As I understand it, the reason it isn't typically done is conceptual: two
functions are mathematically equal if the same inputs produce the same
outputs. (The same way you'd define equality for a hashmap by comparing keys
and values.) But this is impossible to calculate for arbitrary functions.

------
Terr_
I'm assuming the title supposed to be a reference to The Left Hand of Darkness
[0], a book that also deals with equality and comparisons.

[0]
[https://en.wikipedia.org/wiki/The_Left_Hand_of_Darkness](https://en.wikipedia.org/wiki/The_Left_Hand_of_Darkness)

Edit: Ah, the reference is explicit inside the linked PDF, but I'll leave this
up for anybody else is ctrl-f-ing to satisfy the same curiosity.

------
mcnamaratw
The identity stuff is fine.

But the talk about OO philosophy is the same old fool's gold. OO is a very
useful filing system for organizing large amounts of code. Sure, code
organization can tend to mirror code function, and even sometimes in some ways
mirror parts of the application space.
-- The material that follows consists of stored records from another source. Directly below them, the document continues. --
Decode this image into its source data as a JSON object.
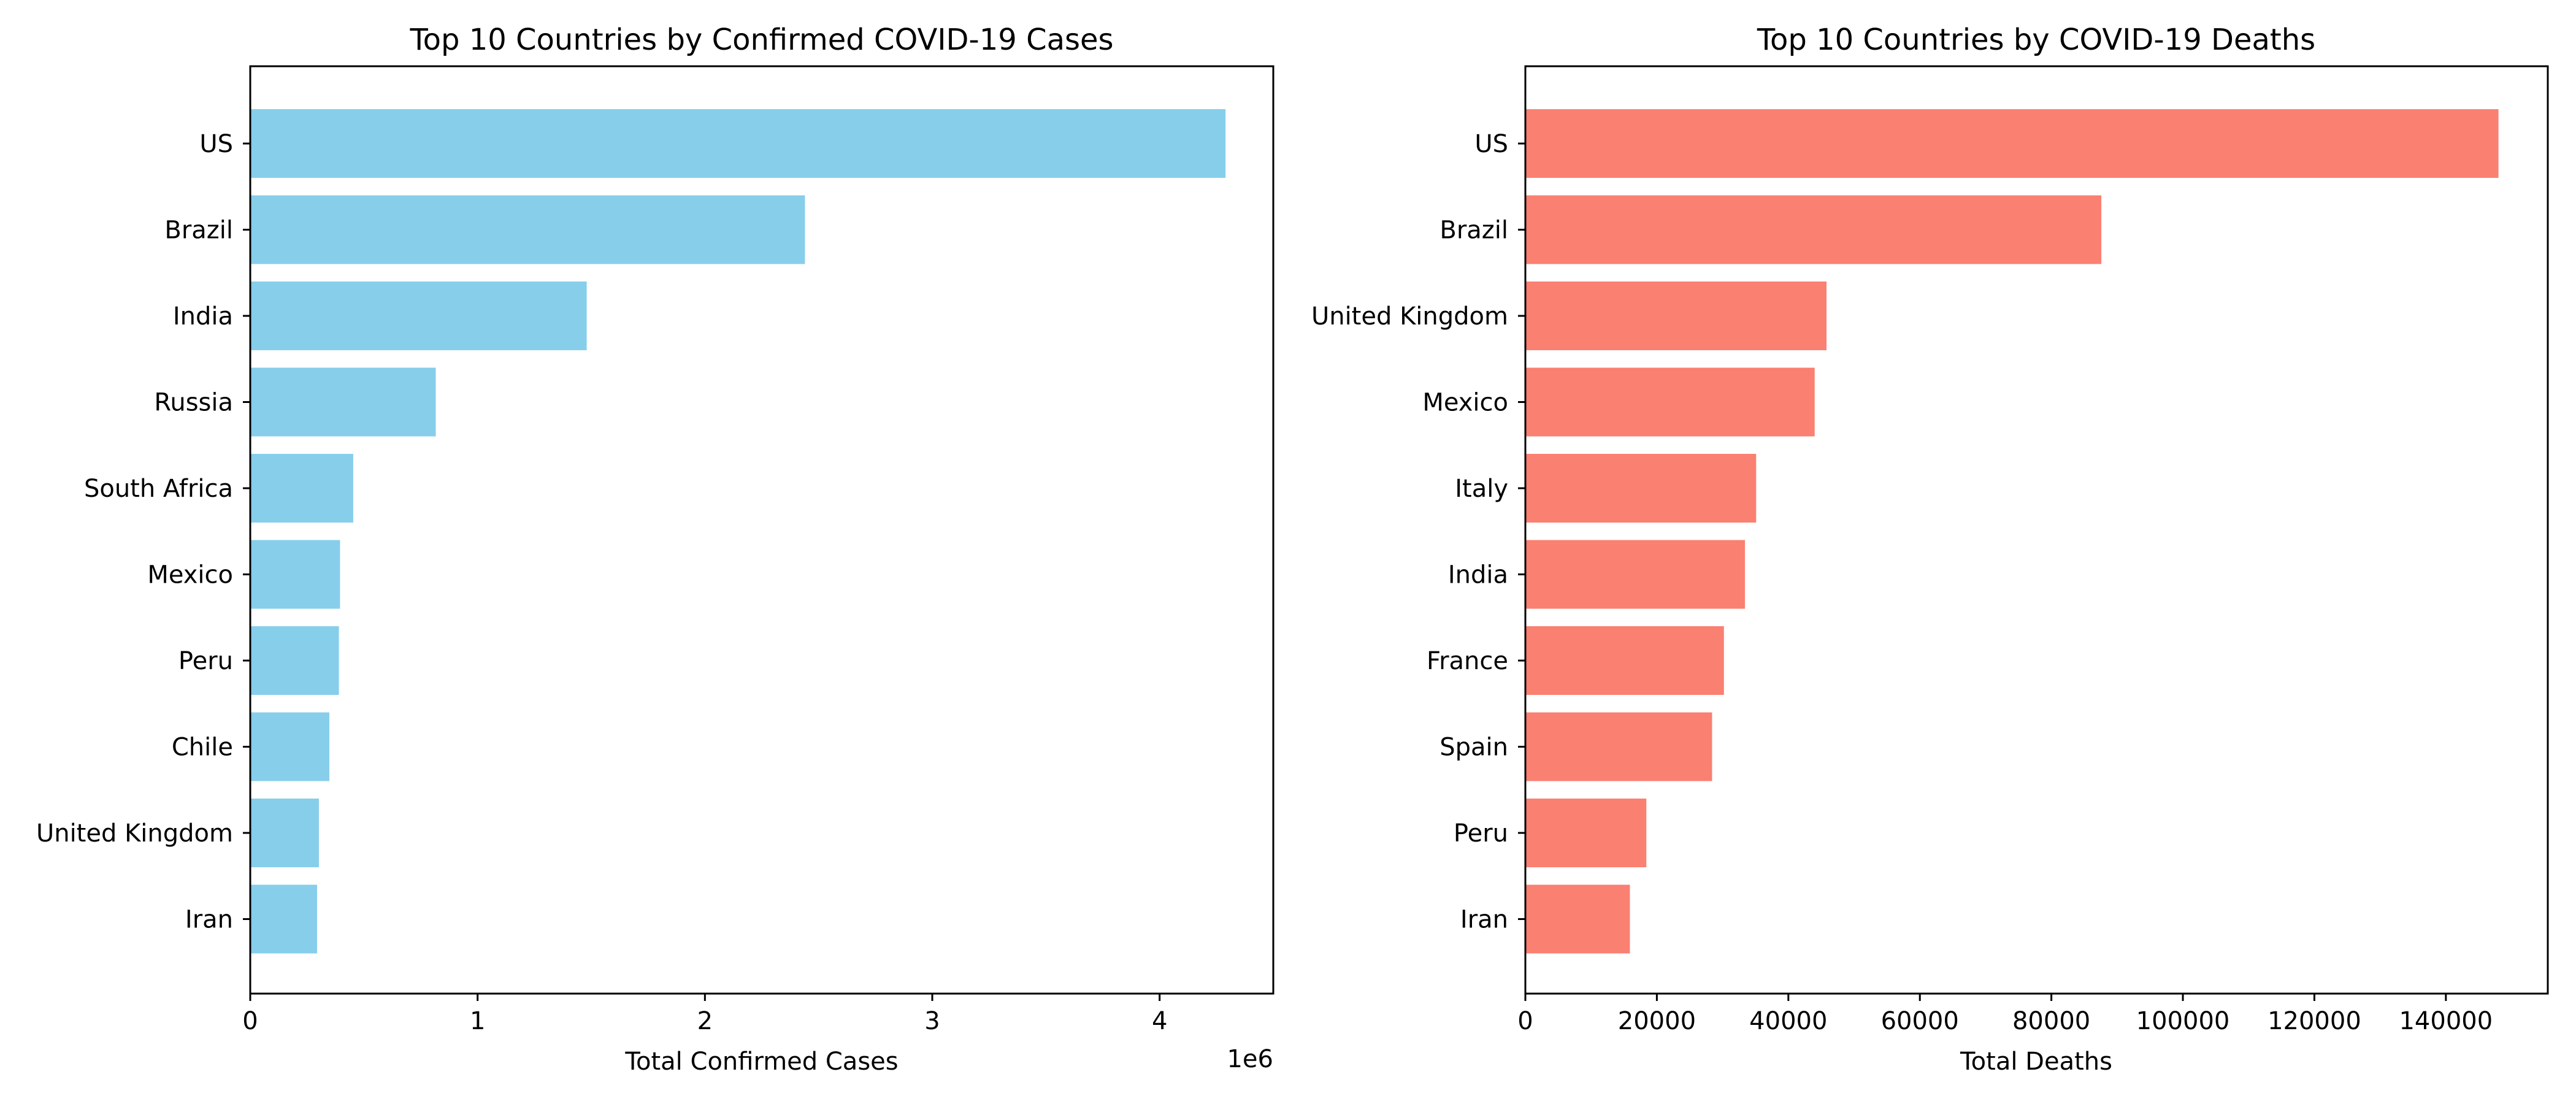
{
  "chart_data": [
    {
      "type": "bar",
      "orientation": "horizontal",
      "title": "Top 10 Countries by Confirmed COVID-19 Cases",
      "xlabel": "Total Confirmed Cases",
      "ylabel": "",
      "x_scale_label": "1e6",
      "categories": [
        "US",
        "Brazil",
        "India",
        "Russia",
        "South Africa",
        "Mexico",
        "Peru",
        "Chile",
        "United Kingdom",
        "Iran"
      ],
      "values": [
        4290000,
        2440000,
        1480000,
        816000,
        453000,
        395000,
        390000,
        348000,
        302000,
        294000
      ],
      "xlim": [
        0,
        4500000
      ],
      "xticks": [
        0,
        1000000,
        2000000,
        3000000,
        4000000
      ],
      "xtick_labels": [
        "0",
        "1",
        "2",
        "3",
        "4"
      ],
      "bar_color": "#87CEEB",
      "grid": false
    },
    {
      "type": "bar",
      "orientation": "horizontal",
      "title": "Top 10 Countries by COVID-19 Deaths",
      "xlabel": "Total Deaths",
      "ylabel": "",
      "x_scale_label": "",
      "categories": [
        "US",
        "Brazil",
        "United Kingdom",
        "Mexico",
        "Italy",
        "India",
        "France",
        "Spain",
        "Peru",
        "Iran"
      ],
      "values": [
        148000,
        87600,
        45800,
        44000,
        35100,
        33400,
        30200,
        28400,
        18400,
        15900
      ],
      "xlim": [
        0,
        155500
      ],
      "xticks": [
        0,
        20000,
        40000,
        60000,
        80000,
        100000,
        120000,
        140000
      ],
      "xtick_labels": [
        "0",
        "20000",
        "40000",
        "60000",
        "80000",
        "100000",
        "120000",
        "140000"
      ],
      "bar_color": "#FA8072",
      "grid": false
    }
  ]
}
Philosophers could talk about that, but
it's philosophy not coding.

The philosophy is a distraction, especially for new people learning OO.

So OO as a 'model of reality'? OO is a model of reality to about the same
extent that the Dewey Decimal System is a model of reality. Every branch of
"OO philosophy" that doesn't make this simple point clear is a barrier to
entry.